Una joven madre embarazada y su hijo de siete años asesinados ahí al lado, en sa Pobla, en Mallorca. Warda y Mohamed. Tres corazones parados con violencia extrema. Ella había denunciado dos veces, y obtenido una orden de alejamiento contra su exmarido que ya no estaba en vigor. Superando todo el miedo y sus circunstancias difíciles para retomar una vida segura, había actuado. Pero colocó un escudo demasiado fino y demasiado breve contra su verdugo, y no consiguió ponerse a salvo, ni tampoco a su niño. Matar a una mujer de 28 años y a un crío está al alcance de cualquier salvaje, no hay que ser especialmente listo, ni especialmente fuerte. Solo cobarde y malo. La noticia no ha durado ni doce horas en los titulares nacionales. Enseguida le han pasado por encima otras guerras, avalanchas migratorias o la muerte de un artista de alma delicada. Warda y Mohamed, una pequeña familia con el bebé en camino, masacrada en la cocina de su casa el fin de semana.

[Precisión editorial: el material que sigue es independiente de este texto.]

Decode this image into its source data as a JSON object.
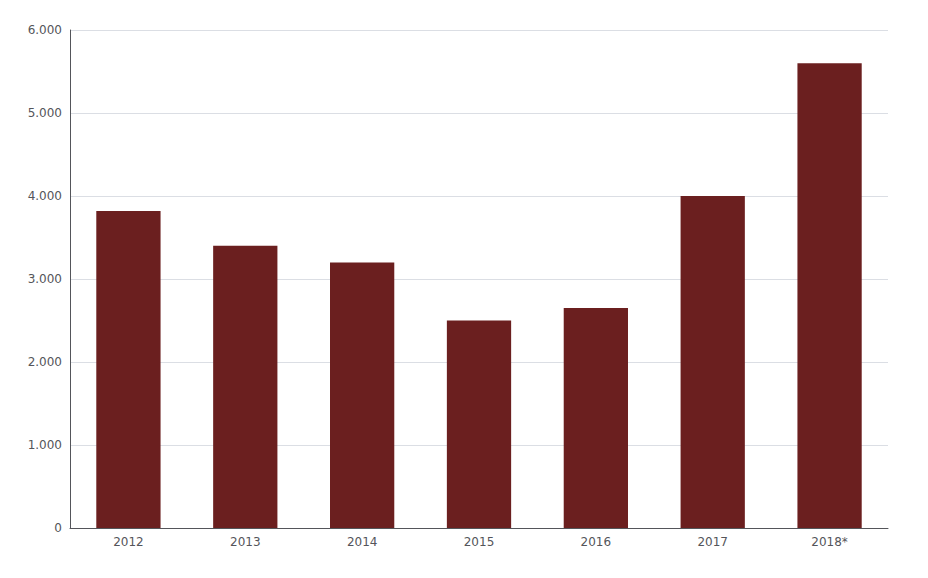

No más minutos de silencio que añadir al silencio que dejó el ataque despiadado, un acto de terrorismo machista a la vuelta de la esquina que no debería dejarnos dormir en este largo toque de queda que no añade un gramo de seguridad a quien más la necesita. Incluso en estos momentos de crisis sanitaria, donde tantos problemas se han relegado y tantas soluciones se posponen, las mujeres de nuestro gobierno deberían enviarnos algo más que un tuit desconsolado: dinero contante y sonante, recursos, protección para las amenazadas. Esto es insoportable. Hace unas pocas semanas, el estado corrió a poner escolta a los candidatos a la presidencia de Madrid al detectarse una serie de amenazas por carta a políticos. Bien. Exijamos escolta para las mujeres que denuncian malos tratos y tienen miedo. Exijamos abogados, refugios y seguimiento, dinero para su construir su independencia. No es posible que una orden de alejamiento caduque como un yogur sin que la intimidación haya desaparecido, y nos digan que el sistema ha funcionado de maravilla.

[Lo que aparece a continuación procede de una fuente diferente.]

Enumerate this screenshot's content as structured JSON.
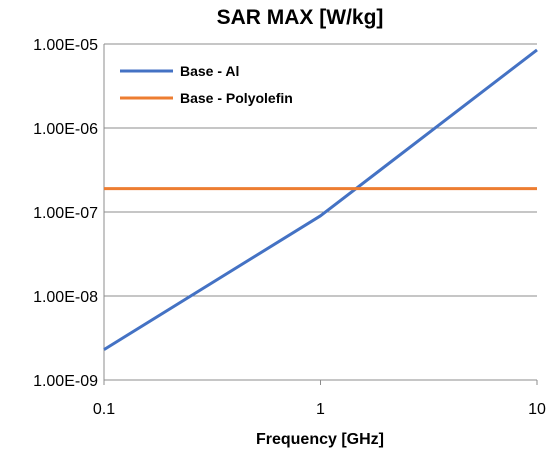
{
  "chart_data": {
    "type": "line",
    "title": "SAR MAX [W/kg]",
    "xlabel": "Frequency [GHz]",
    "ylabel": "",
    "x_scale": "log",
    "y_scale": "log",
    "xlim": [
      0.1,
      10
    ],
    "ylim": [
      1e-09,
      1e-05
    ],
    "x_ticks": [
      0.1,
      1,
      10
    ],
    "x_tick_labels": [
      "0.1",
      "1",
      "10"
    ],
    "y_ticks": [
      1e-09,
      1e-08,
      1e-07,
      1e-06,
      1e-05
    ],
    "y_tick_labels": [
      "1.00E-09",
      "1.00E-08",
      "1.00E-07",
      "1.00E-06",
      "1.00E-05"
    ],
    "grid": "horizontal",
    "legend_position": "top-left",
    "series": [
      {
        "name": "Base - Al",
        "color": "#4472C4",
        "x": [
          0.1,
          1,
          10
        ],
        "y": [
          2.3e-09,
          9e-08,
          8.5e-06
        ]
      },
      {
        "name": "Base - Polyolefin",
        "color": "#ED7D31",
        "x": [
          0.1,
          10
        ],
        "y": [
          1.9e-07,
          1.9e-07
        ]
      }
    ]
  }
}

El colegio de sa Pobla avisó de que su pequeño alumno de primaria no había acudido a clase varios días, y sabedor de que la madre había cursado una medida de protección alertó a la policía. El compromiso demostrado por este centro me devuelve la fe en que algo sí se puede hacer para detener la violencia que sufren mujeres y niños: abrir los ojos. Otros estamentos deberían observar su ejemplo. No hace mucho he terminado de ver la serie danesa ‘Que viene el lobo’. En ella, la redacción para la clase de lengua de una adolescente, en la que relata con vivida crudeza un episodio de malos tratos, pone en guardia a su profesor que no la considera una fantasía, y es él quien echa a rodar una maquinaria de acción social que ya no se detiene. Todo el sistema rodea desde ese momento a la familia, hasta verificar si los niños están seguros con sus progenitores, en un retrato perfecto de la extrema dificultad que comporta esta tarea en muchos casos. Sin ánimo de destripar una ficción alejada del maniqueísmo, que expone los puntos de vista de un modo que impide determinar a la primera de cambio quién tiene razón, sí que se puede decir que las cosas no tienen que acabar siempre como lo han hecho para Warda y Mohamed. Se deben detectar los peligros y ayudar a las potenciales víctimas, sin descanso. Se puede intervenir, si hay medios y voluntad para hacerlo.